2. Ask exactly: Proceed? reply: yes/no
3. Only continue if the user replies exactly yes (case-insensitive). Any other reply = no; stop and wait.
4. On approval:
- Update progress checklist (tick the completed item) and write `workbench/<short_name>/progress.md` with timestamp.
- Commit related changes (if any), push.
- Update (or append to) the PR description: add a collapsed section titled with the step name (e.g., "Snapshot Update", "Meadow Update") containing the summary.
## Mandatory per-step checkpoints (rule)
You MUST:
- Stop after each workflow step (1–6) and run CHECKPOINT before starting the next (step 7 is optional and still requires a checkpoint if executed).
- Never chain multiple steps inside a single approval.
- Treat missing or ambiguous replies as no.
## Workflow orchestration
0) Initial setup
- Check if `workbench/<short_name>/progress.md` exists to determine if continuing existing update
- If starting fresh: delete `workbench/<short_name>` directory if it exists
- Create fresh `workbench/<short_name>` directory for artifacts
1) Run ETL update command (etl-update subagent)
- Inputs: `<namespace>/<old_version>/<short_name>` plus any required flags
- Perform help check, dry run, approval, then real execution; capture summary for later PR notes
- CHECKPOINT (stop → summarize → ask → require yes)
2) Create PR and integrate update via subagent (etl-pr)
- Inputs: `<namespace>/<old_version>/<short_name>`
- Create or reuse draft PR, set up work branch, and incorporate the ETL update outputs
- CHECKPOINT
3) Snapshot run & compare (snapshot-runner subagent)
- Inputs: `<namespace>/<new_version>/<short_name>` and `<old_version>`
- CHECKPOINT
4) Meadow step repair/verify (step-fixer subagent, channel=meadow)
- Run, fix, re-run; produce diffs
- Save diffs and summaries
- CHECKPOINT
5) Garden step repair/verify (step-fixer subagent, channel=garden)
- Run, fix, re-run; produce diffs
- Save diffs and summaries
- CHECKPOINT
6) Grapher step run/verify (step-fixer subagent, channel=grapher, add --grapher)
- Skip diff
- CHECKPOINT
7) Indicator upgrade (optional, staging only)
- Use indicator-upgrader subagent with `<short_name> <branch>`
- CHECKPOINT (if executed)
## Guardrails and tips
- Never return empty tables or comment out logic as a workaround — fix the parsing/transformations instead.

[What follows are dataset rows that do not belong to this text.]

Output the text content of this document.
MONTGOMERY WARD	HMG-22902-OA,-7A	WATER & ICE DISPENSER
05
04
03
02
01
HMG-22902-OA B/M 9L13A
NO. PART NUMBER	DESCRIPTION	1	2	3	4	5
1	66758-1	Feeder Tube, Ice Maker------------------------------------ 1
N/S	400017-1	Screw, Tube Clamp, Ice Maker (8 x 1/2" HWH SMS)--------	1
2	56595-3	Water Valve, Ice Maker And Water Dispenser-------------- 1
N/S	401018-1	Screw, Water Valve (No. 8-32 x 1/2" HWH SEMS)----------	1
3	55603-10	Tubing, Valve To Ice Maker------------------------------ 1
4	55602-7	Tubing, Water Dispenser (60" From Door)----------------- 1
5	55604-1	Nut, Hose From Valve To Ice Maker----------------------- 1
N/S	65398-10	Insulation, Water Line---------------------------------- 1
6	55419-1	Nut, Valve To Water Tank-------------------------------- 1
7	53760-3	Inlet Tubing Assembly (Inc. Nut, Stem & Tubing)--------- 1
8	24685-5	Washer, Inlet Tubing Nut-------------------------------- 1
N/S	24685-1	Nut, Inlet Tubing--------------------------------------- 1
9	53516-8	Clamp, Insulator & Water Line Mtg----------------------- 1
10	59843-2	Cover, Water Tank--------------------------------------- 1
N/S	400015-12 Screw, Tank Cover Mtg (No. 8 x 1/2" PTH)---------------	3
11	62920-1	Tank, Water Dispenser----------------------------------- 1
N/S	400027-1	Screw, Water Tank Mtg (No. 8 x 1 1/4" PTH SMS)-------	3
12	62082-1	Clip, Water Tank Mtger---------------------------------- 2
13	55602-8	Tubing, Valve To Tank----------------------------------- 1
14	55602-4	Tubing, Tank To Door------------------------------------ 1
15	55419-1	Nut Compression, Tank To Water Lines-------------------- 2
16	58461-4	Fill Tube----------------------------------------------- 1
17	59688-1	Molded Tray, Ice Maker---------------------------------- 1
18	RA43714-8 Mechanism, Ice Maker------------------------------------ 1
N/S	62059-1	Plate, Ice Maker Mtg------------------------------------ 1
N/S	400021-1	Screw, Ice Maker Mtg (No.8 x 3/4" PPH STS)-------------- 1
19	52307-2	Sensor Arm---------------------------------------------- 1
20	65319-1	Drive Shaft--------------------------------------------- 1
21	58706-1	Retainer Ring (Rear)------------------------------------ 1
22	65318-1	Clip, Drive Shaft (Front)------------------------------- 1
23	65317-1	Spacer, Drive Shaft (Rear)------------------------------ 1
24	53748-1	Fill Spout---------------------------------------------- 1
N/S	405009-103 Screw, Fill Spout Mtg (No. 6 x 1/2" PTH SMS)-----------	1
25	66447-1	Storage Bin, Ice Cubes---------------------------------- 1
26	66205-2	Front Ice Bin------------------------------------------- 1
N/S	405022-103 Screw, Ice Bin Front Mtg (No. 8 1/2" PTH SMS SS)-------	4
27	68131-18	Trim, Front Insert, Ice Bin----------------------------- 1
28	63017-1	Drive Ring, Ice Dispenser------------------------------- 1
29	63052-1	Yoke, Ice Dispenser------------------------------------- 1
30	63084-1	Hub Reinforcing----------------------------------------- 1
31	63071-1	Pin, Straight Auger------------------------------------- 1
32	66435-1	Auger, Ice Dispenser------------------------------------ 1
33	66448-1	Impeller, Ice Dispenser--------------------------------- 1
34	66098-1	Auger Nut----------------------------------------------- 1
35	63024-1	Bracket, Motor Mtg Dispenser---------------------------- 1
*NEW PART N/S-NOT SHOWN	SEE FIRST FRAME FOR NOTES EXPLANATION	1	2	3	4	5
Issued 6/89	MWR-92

- Column name changes: update garden processing code and metadata YAMLs (garden/grapher) to match schema changes.
- Indexing: avoid leaking index columns from `reset_index()`; format tables with `tb.format(["country", "year"])` as appropriate.
- Metadata validation errors are guidance — update YAML to add/remove variables as indicated.
## Artifacts (expected)
- `workbench/<short_name>/snapshot-runner.md`
- `workbench/<short_name>/progress.md`
- `workbench/<short_name>/meadow_diff_raw.txt` and `meadow_diff.md`
- `workbench/<short_name>/garden_diff_raw.txt` and `garden_diff.md`
- `workbench/<short_name>/indicator_upgrade.json` (if indicator-upgrader was used)
## Example usage
- Minimal catalog URI with explicit old version:
- `update-dataset data://snapshot/irena/2024-11-15/renewable_power_generation_costs 2023-11-15 update-irena-costs`
---
### Common issues when data structure changes
- SILENT FAILURES WARNING: Never return empty tables or comment code as workarounds!
- Column name changes: If columns are renamed/split (e.g., single cost → local currency + PPP), update:
- Python code references in the garden step
- Garden metadata YAML (e.g., `food_prices_for_nutrition.meta.yml`)
- Grapher metadata YAML (if it exists)
- Index issues: Check for unwanted `index` columns from `reset_index()` — ensure proper indexing with `tb.format(["country", "year"])`.
- Metadata validation: Use error messages as a guide — they show exactly which variables to add/remove from YAML files.